Tensor of the same shape and dtype with channels reversed to BGR ordering and values scaled to [0, 255] and subtracted by the ImageNet/caffe pretrained model channel means (103.939, 116.779, 123.68) for BGR respectively. The effective range of values will then be around ~[-128, 127].

sleap.nn.architectures.resnet.make_backbone_fn(stack_fn: Callable[[Tensor, Any], Tuple[Tensor, List[IntermediateFeature]]], stack_configs: Sequence[Mapping[str, Any]], output_stride: int) Callable[[Tensor, int], Tensor][source]#

Return a function that creates a block stack with output stride adjustments.

Parameters:
  • stack_fn – Function that takes a tensor as the first positional argument, followed by any number of keyword arguments. This function will construct each stack of blocks in the backbone.

  • stack_configs – List of dictionaries containing the keyword arguments for each stack. The stack_fn will be called consecutively with each element of stack_configs expanded as keyword arguments. Each element must contain the “stride1” key specifying the stride of the first layer of the stack. This may be adjusted to achieve the desired target output stride by converting strided convs into dilated convs.

  • output_stride – The desired target output stride. The final output of the returned backbone creation function will be at this stride relative to the input stride.

Returns:

Function that creates the backbone stacks based on the stack_configs.

This function will have the signature:

x_out, intermediate_feats = backbone_fn(x_in, current_stride)

The current stride describes the stride of the x_in input tensor.

Raises:

ValueError – If the desired output stride cannot be achieved.

sleap.nn.architectures.resnet.make_resnet_model(backbone_fn: Callable[[Tensor, int], Tensor], preact: bool = False, use_bias: bool = True, model_name: str = 'resnet', weights: str = 'imagenet', input_tensor: Optional[Tensor] = None, input_shape: Optional[Tuple[int]] = None, stem_filters: int = 64, stem_stride1: int = 2, stem_stride2: int = 2) Tuple[Model, List[IntermediateFeature]][source]#

Instantiate the ResNet, ResNetV2 (TODO), and ResNeXt (TODO) architecture.

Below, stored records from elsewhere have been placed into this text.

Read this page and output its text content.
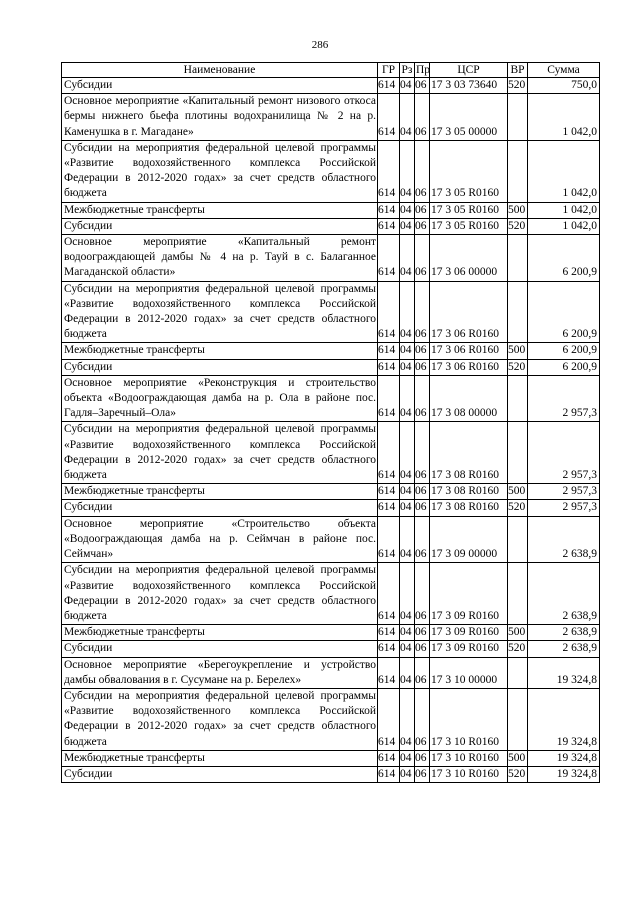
286
Наименование	ГР	Рз	Пр	ЦСР	ВР	Сумма
Субсидии	614	04	06	17 3 03 73640	520	750,0
Основное мероприятие «Капитальный ремонт низового откоса бермы нижнего бьефа плотины водохранилища № 2 на р. Каменушка в г. Магадане»	614	04	06	17 3 05 00000		1 042,0
Субсидии на мероприятия федеральной целевой программы «Развитие водохозяйственного комплекса Российской Федерации в 2012-2020 годах» за счет средств областного бюджета	614	04	06	17 3 05 R0160		1 042,0
Межбюджетные трансферты	614	04	06	17 3 05 R0160	500	1 042,0
Субсидии	614	04	06	17 3 05 R0160	520	1 042,0
Основное мероприятие «Капитальный ремонт водоограждающей дамбы № 4 на р. Тауй в с. Балаганное Магаданской области»	614	04	06	17 3 06 00000		6 200,9
Субсидии на мероприятия федеральной целевой программы «Развитие водохозяйственного комплекса Российской Федерации в 2012-2020 годах» за счет средств областного бюджета	614	04	06	17 3 06 R0160		6 200,9
Межбюджетные трансферты	614	04	06	17 3 06 R0160	500	6 200,9
Субсидии	614	04	06	17 3 06 R0160	520	6 200,9
Основное мероприятие «Реконструкция и строительство объекта «Водоограждающая дамба на р. Ола в районе пос. Гадля–Заречный–Ола»	614	04	06	17 3 08 00000		2 957,3
Субсидии на мероприятия федеральной целевой программы «Развитие водохозяйственного комплекса Российской Федерации в 2012-2020 годах» за счет средств областного бюджета	614	04	06	17 3 08 R0160		2 957,3
Межбюджетные трансферты	614	04	06	17 3 08 R0160	500	2 957,3
Субсидии	614	04	06	17 3 08 R0160	520	2 957,3
Основное мероприятие «Строительство объекта «Водоограждающая дамба на р. Сеймчан в районе пос. Сеймчан»	614	04	06	17 3 09 00000		2 638,9
Субсидии на мероприятия федеральной целевой программы «Развитие водохозяйственного комплекса Российской Федерации в 2012-2020 годах» за счет средств областного бюджета	614	04	06	17 3 09 R0160		2 638,9
Межбюджетные трансферты	614	04	06	17 3 09 R0160	500	2 638,9
Субсидии	614	04	06	17 3 09 R0160	520	2 638,9
Основное мероприятие «Берегоукрепление и устройство дамбы обвалования в г. Сусумане на р. Берелех»	614	04	06	17 3 10 00000		19 324,8
Субсидии на мероприятия федеральной целевой программы «Развитие водохозяйственного комплекса Российской Федерации в 2012-2020 годах» за счет средств областного бюджета	614	04	06	17 3 10 R0160		19 324,8
Межбюджетные трансферты	614	04	06	17 3 10 R0160	500	19 324,8
Субсидии	614	04	06	17 3 10 R0160	520	19 324,8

Optionally loads weights pre-trained on ImageNet.

Parameters:
  • backbone_fn – a function that returns output tensor for the stacked residual blocks.

  • preact – whether to use pre-activation or not (True for ResNetV2, False for ResNet and ResNeXt).

  • use_bias – whether to use biases for convolutional layers or not (True for ResNet and ResNetV2, False for ResNeXt).

  • model_name – string, model name.

  • include_top – whether to include the fully-connected layer at the top of the network.

  • weights – one of None (random initialization), ‘imagenet’ (pre-training on ImageNet), or the path to the weights file to be loaded.

  • input_tensor – optional Keras tensor (i.e. output of tf.keras.layers.Input()) to use as image input for the model.

  • input_shape – optional shape tuple, only to be specified if include_top is False (otherwise the input shape has to be (224, 224, 3) (with channels_last data format) or (3, 224, 224) (with channels_first data format). It should have exactly 3 inputs channels.

Returns:

A tuple of the tf.keras.Model mapping input to final feature outputs, and a list of `IntermediateFeature`s from every block in the backbone.

Raises:

ValueError – in case of invalid argument for weights.

sleap.nn.architectures.resnet.stack_v1(x: Tensor, filters: int, blocks: int, stride1: int = 2, dilation_rate: int = 1, name: Optional[str] = None) Tensor[source]#

Create a set of stacked ResNetv1 residual blocks.

Parameters:
  • x – input tensor.

  • filters – integer, filters of the bottleneck layer in a block.

  • blocks – integer, blocks in the stacked blocks.

  • stride1 – default 2, stride of the first layer in the first block.

  • dilation_rate – default 1, atrous convolution dilation rate of first layer in the first block.

  • name – string, stack label.

Returns:

Output tensor for the stacked blocks.

sleap.nn.architectures.resnet.tile_channels(X: Tensor) Tensor[source]#

Tile single channel to 3 channel tensor.

This functon is useful to replicate grayscale single-channel images into 3-channel monochrome RGB images.

Parameters:

X – Tensor of shape (samples, height, width, 1).

Returns:

Tensor of shape (samples, height, width, 3) where the channels are identical.